«Катитесь во все стороны нашего любезного отечества, пути железные, пароходы крылатые, и соединяйте в одно живое, гибкое и стройное тело все дремлющие члены великого русского исполина! Разрабатывай. Россия, богатства, данные тебе Богом в твоей неисчерпаемой и разнообразной природе, развертывай и высвобождай все свои личные силы человеческие для великого труда над нею! Но помни, что неизмеримая духовная сила твоя, заготовлена ещё предками в древней твоей жизни, верь в неё, храни её как зеницу ока и во всех твоих новых действиях призывай её на помощь, потому что без неё никакая сила твоя не прочна, никакое дело не состоятельно, и полная всецелая жизнь всего русского народа и каждого человека отдельно невозможна».

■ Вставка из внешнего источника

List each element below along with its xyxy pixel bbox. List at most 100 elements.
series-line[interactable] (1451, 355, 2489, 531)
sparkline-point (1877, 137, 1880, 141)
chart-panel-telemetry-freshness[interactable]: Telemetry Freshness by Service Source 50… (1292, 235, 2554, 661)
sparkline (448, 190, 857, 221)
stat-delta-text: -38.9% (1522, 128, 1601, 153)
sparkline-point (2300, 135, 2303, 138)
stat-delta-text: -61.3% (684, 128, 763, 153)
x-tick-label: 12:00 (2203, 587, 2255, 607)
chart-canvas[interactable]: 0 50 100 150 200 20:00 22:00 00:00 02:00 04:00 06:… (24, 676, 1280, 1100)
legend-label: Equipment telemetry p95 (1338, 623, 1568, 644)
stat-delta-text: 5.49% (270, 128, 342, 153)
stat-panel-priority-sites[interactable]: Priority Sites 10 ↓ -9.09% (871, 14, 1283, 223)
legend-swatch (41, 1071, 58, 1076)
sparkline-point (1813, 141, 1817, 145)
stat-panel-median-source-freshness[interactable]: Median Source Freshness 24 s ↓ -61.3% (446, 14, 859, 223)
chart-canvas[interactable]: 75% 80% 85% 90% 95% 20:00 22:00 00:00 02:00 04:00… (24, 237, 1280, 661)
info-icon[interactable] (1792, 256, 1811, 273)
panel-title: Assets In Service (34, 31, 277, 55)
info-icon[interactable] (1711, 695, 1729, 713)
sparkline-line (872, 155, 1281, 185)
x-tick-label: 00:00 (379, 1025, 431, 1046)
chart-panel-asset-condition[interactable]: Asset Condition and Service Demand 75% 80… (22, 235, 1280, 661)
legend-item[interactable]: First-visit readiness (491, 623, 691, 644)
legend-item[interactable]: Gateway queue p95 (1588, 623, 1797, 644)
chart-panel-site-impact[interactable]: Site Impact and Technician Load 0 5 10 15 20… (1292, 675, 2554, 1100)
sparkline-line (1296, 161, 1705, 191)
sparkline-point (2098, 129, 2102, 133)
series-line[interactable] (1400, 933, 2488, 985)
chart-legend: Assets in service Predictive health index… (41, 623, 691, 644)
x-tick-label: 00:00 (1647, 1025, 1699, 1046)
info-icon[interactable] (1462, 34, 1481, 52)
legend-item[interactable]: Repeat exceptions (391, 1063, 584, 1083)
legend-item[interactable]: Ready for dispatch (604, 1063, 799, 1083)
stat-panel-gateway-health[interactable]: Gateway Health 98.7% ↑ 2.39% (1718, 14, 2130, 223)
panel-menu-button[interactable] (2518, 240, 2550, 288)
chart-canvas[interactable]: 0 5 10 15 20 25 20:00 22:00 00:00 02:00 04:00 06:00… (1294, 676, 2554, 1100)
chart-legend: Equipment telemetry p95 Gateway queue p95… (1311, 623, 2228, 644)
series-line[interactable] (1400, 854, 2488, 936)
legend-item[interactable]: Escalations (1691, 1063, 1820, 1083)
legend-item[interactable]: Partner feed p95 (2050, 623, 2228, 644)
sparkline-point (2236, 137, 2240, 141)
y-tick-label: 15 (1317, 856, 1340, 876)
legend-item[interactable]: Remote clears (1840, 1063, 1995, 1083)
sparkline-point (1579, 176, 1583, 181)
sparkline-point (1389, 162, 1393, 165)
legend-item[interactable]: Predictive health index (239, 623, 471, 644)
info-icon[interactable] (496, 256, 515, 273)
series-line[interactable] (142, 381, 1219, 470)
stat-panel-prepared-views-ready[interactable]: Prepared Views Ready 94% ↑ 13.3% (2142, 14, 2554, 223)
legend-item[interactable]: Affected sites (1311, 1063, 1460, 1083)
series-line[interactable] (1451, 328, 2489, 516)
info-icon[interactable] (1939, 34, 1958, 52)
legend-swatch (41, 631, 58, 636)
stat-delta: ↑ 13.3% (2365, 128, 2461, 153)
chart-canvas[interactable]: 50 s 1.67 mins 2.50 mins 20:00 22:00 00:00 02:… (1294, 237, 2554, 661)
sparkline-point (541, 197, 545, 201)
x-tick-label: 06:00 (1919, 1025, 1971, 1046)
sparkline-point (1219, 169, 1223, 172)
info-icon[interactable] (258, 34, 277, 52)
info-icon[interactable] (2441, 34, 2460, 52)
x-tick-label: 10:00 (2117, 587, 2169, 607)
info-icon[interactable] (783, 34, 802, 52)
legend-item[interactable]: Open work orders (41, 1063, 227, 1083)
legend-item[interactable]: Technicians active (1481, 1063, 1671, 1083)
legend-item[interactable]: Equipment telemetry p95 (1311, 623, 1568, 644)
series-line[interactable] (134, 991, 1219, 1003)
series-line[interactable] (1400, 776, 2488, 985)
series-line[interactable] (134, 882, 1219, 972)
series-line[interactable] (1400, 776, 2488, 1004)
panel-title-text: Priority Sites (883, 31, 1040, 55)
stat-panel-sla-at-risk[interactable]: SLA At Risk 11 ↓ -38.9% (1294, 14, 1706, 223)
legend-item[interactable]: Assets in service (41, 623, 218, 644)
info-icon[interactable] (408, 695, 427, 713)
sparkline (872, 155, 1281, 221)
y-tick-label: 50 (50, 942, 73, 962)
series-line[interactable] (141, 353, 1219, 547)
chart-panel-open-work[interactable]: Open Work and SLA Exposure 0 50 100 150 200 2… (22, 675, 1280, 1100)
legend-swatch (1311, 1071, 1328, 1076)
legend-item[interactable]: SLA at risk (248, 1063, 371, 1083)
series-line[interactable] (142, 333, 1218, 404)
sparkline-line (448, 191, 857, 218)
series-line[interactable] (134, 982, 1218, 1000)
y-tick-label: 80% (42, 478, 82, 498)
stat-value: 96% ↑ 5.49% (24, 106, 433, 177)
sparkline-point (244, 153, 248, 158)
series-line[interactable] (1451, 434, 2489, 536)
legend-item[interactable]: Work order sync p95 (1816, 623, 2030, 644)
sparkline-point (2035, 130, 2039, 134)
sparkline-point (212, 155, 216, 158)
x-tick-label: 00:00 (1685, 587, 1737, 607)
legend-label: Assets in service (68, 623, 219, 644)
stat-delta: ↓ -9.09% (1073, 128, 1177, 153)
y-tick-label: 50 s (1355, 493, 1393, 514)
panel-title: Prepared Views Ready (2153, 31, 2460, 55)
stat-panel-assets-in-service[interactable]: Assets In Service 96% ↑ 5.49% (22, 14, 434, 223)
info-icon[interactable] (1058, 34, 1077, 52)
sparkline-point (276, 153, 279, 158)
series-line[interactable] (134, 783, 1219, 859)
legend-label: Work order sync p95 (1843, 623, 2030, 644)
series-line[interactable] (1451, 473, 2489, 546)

Противники, рассыпавшиеся по нашим газетам и журналам, без малейшего внимания к заслугам, старались при всяком случае задевать и ругать Шевырёва. Третий и четвертый томы приняты были с бранью. Он не слышал ни одного доброго слова. Самолюбие его страдало. Имев прежде один из первых голосов, он увидел себя теперь пренебрегаемым и забываемым. Даже заступаться за его никому было нельзя, чтобы не подать повода к новым ругательным выходкам. Имя Шевырёва, как и моё, стояло в списке противной партии, и она не пропускала ни одного случая, чтобы не осыпать нас и бранью, и клеветою, по старой памяти. По наружности он как будто был ещё крепок, но внутри завёлся червь, который и подтачивал ему жизнь. Тогда он решился уехать в чужие края, в любезную ему Италию, чтобы пожить несколько времени на свободе, не слышать этой противной брани, не видеть этих противных ему фигур. Мы обрадовались этому решению, видя в нём единственное средство спасения.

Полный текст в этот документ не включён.